By Rosamund Hodge
Available now from Balzer + Bray (HarperCollins)
CRUEL BEAUTY blends fairytales and Greek mythology together to create a unique romance featuring an unconventional heroine and hero. Nyx Triskelion has been raised to murder her future husband, Ignifex, known as the Gentle Lord. She has been raised knowing that she will die killing him. Oh how she resents her younger sister, who has been left ignorant and innocent of the darker parts of Nyx.
Nyx does not save the beast through her virtuousness. She's is angry, vicious, and can be as cruel as her husband. You see, Ignifex grants wishes, but they always go wrong. But isn't part of the fault the wisher who knows that his wish is doomed? Ignifex is no angel, but as Nyx comes to know him, she understands that there's more to him than cruelty. But then there's Shade, Ignifex's shadow servant, who is human by night. He could be Nyx's ally in destroying Ignifex.

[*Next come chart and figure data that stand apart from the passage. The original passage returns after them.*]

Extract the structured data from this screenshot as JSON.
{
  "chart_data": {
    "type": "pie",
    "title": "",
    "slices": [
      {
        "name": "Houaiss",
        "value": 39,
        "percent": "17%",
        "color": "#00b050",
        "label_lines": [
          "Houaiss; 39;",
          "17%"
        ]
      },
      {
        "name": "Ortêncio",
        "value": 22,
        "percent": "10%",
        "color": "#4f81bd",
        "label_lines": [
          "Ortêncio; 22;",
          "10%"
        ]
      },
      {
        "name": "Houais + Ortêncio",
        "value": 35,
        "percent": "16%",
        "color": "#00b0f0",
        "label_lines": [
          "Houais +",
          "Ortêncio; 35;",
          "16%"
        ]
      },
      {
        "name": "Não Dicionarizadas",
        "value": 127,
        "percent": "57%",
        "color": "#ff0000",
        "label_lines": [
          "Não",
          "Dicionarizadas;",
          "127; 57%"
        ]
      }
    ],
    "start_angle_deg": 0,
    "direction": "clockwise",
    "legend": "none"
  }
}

CRUEL BEAUTY is a thrilling read in which love is complicated, and communication even more so. There's a wonderful sense of lurking danger, something even more sinister than Ignifex and Shade waiting in the shadows. The story's mythology is complicated, and goes far beyond the classical sources that spawned it. The setting sells the romance. There's something Gothic about it all, the manor, the secrets, the isolation. Nyx and Ignifex would not work in any sort of contemporary setting.
That is not to say that CRUEL BEAUTY is perfect. For one, it could use far more of Nyx's sister. Some of the book's most important action hangs on their relationship, but it doesn't have much force since the sister appears briefly in the beginning, then disappears until the climax. The reader has to take it on faith that the sisters love each other even as they hate and resent it each other. It could be a complicated relationship to rival that of Ignifex and Nyx, but it's just not there on the page.
I think CRUEL BEAUTY is a stunning, romantic debut. I enjoyed it, and I thoroughly enjoyed the nastiness of Nyx and Ignifex. Rarely do protagonists get to revel in being bad people. (But for all that, they aren't that bad.) I look forward to whatever Rosamund Hodge writes next.